The comfort food buffet offered “potato chips, peanuts, chocolate, muffins, wine gums, custard, bread rolls, brown bread, cheese, smoked salmon, meat salad, cream cheese, butter, chocolaty hazelnut spread, meatballs, lemonade, drinking chocolate, orange juice, condensed milk, sugar, fruit tea, coffee (decaffeinated), and water.”
For comparison, the subjects were offered green salad with low-calorie dressing and water at another time. Addison's disease patients showed improvement after the comfort food buffet but not the salad. Healthy control subjects did not show this effect.
American Autoimmune Diseases Association. Web. Feb. 24, 2012.

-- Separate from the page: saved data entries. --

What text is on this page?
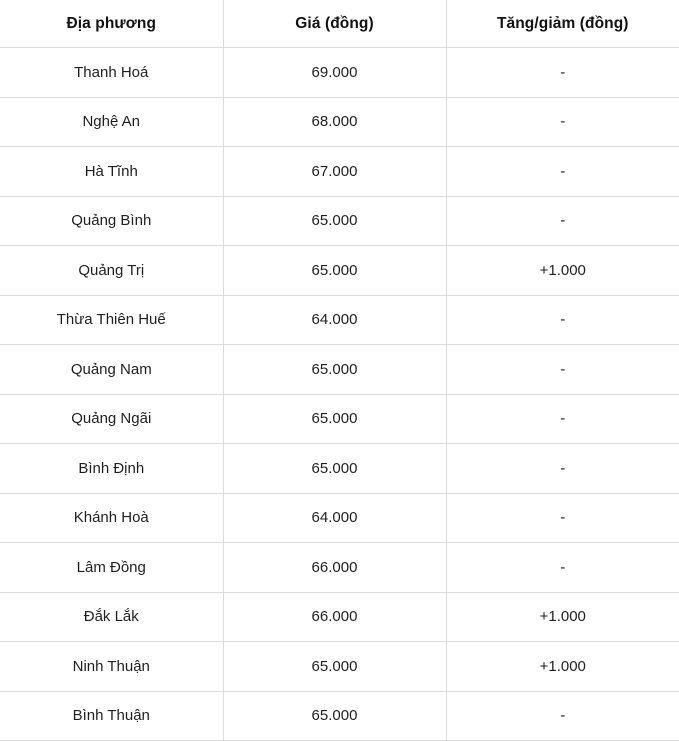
Địa phương	Giá (đồng)	Tăng/giảm (đồng)
Thanh Hoá	69.000	-
Nghệ An	68.000	-
Hà Tĩnh	67.000	-
Quảng Bình	65.000	-
Quảng Trị	65.000	+1.000
Thừa Thiên Huế	64.000	-
Quảng Nam	65.000	-
Quảng Ngãi	65.000	-
Bình Định	65.000	-
Khánh Hoà	64.000	-
Lâm Đồng	66.000	-
Đắk Lắk	66.000	+1.000
Ninh Thuận	65.000	+1.000
Bình Thuận	65.000	-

Medline Plus. Web. Feb. 24, 2012.
Bjornsdottir S et al, “Addison's disease in women is a risk factor for an adverse pregnancy outcome”, J Clin Endocrinol Metab. 2010 Dec; 95(12): 5249-57. http://www.ncbi.nlm.nih.gov/pubmed/20861125
Erichsen MM et al, “Sexuality and fertility in women with Addison's disease”, J Clin Endocrinol Metab. 2010 Sep; 95(9): 4354-60. http://www.ncbi.nlm.nih.gov/pubmed/20610594
Warmuz-Stangierska I et al, “Emotions and features of temperament in patients with Addison's disease”, Endokrynol Pol. 2010 Jan-Feb; 61(1): 90-2. http://www.ncbi.nlm.nih.gov/pubmed/20205110
Klement J et al, “High-calorie glucose-rich food attenuates neuroglycopenic symptoms in patients with Addison's disease”, J Clin Endocrinol Metab. 2010 Feb; 95(2): 522-8.